The Defense Department is proposing legislation to impose new constraints on government contractors’ ability to protest federal agencies’ award decisions, including by rolling back their rights to file bid protests in federal court.
Currently, companies who believe an agency mishandled a contract award have two independent forums to file protests: the Government Accountability Office and the U.S. Court of Federal Claims (COFC). But some firms opt to take their cases to both.
If, for example, GAO denies or dismisses their protest, they still have the right to file a new claim at the COFC.
DoD’s proposal would essentially eliminate that option by requiring contractors to bring cases to COFC within 10 days of the agency’s award decision: the same deadline used by GAO. Since GAO has up to 100 days to sustain or deny a protest, a company could not wait and use the court as a backstop if it loses its case at GAO.

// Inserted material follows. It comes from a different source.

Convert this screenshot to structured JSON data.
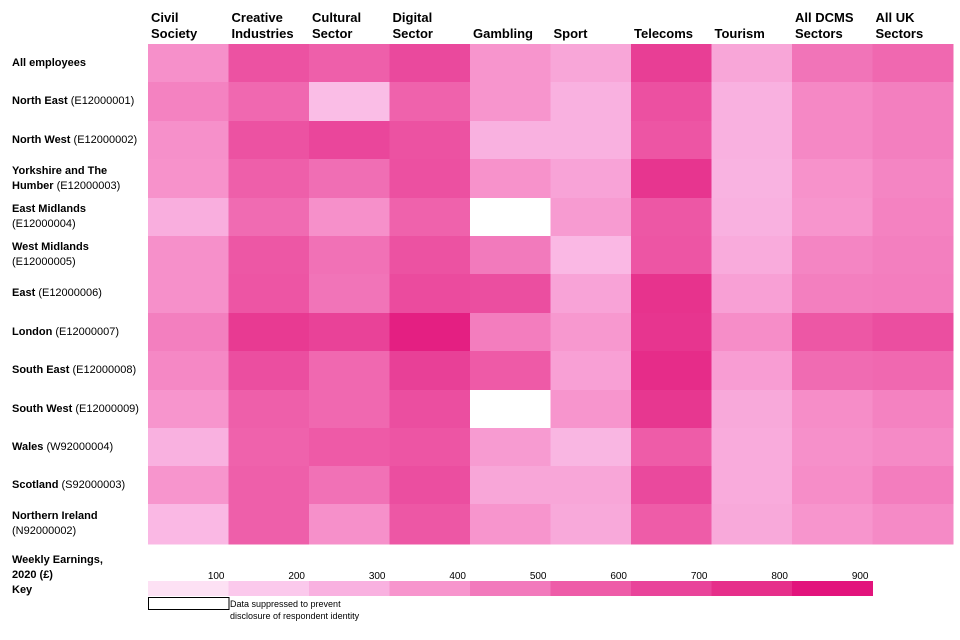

The Pentagon said the legislation is meant to reduce the number of instances in which procurements are held up by multiple protests. It argued that companies should be forced to pick either GAO or the court to handle their protest – but not both.
“The amount of time that could be consumed by protests would be reduced, scarce agency procurement resources would be conserved by ensuring that two separate trial-level forums do not adjudicate the same bid protest, and protesters would be assured of accountability and transparency no matter which forum they elected,” Defense officials wrote in their formal proposal to Congress. “This reform would largely eliminate an unintended ‘forum shopping’ practice that has arisen under the existing bid protest system, and would materially contribute to the expeditious yet fair resolution of bid protests.”
As a case study in what it believes is wrong with the current system, the department pointed to a 2006 case involving program management services for the military’s health system that was bogged down in protests for nearly three years.
A losing bidder, Axiom Resource Management, filed three successive GAO protests alleging conflicts of interest on the part of the winner, Lockheed Martin. GAO did not resolve the issue to its satisfaction, so in 2008, Axiom took the same allegations to the Court of Federal Claims, which took its side and overturned the award. But a federal appeals court overruled the COFC a year later.
“At the conclusion of the litigation, the parties found themselves in the same position they held when the GAO issued its decision on the merits of the protests; the agency’s actions were ultimately upheld,” DoD wrote. “By establishment of parallel timelines at GAO and COFC, the statutory requirement for expeditious resolution of protests is maintained, without sacrificing accountability.”
However, independent studies and GAO’s own annual data on bid protests suggest that the Axiom case is an exception, not the rule, and that as a general matter, protests are not an overwhelming burden on the Defense procurement system.
GAO’s most recent annual report showed the office received just 2,500 protests in the past year, and dismissed all but 509, about 20 percent, of those because they lacked merit.
A RAND Corporation study released earlier this year found that bid protests are “exceedingly uncommon.” Only 0.6 percent of DoD’s contracts are ever protested at all, and only 0.025 percent of them ever wind up before the COFC.
However, the same report found that contractors do seem to be using the court as a place to appeal GAO decisions they disagree with. For the entire period between 2008 and 2017, the court decided only 475 cases. But in recent years, roughly 70 percent of those had already been handled by GAO.
“The recent level is similar to the anecdotal value we heard from one agency about the number of cases at COFC with a prior history at GAO,” the RAND authors wrote. “The increase with time could suggest that companies may be more willing to protest at COFC if they lose at GAO – possibly linked to declining procurement funding. It could also reflect dissatisfaction with corrective action.”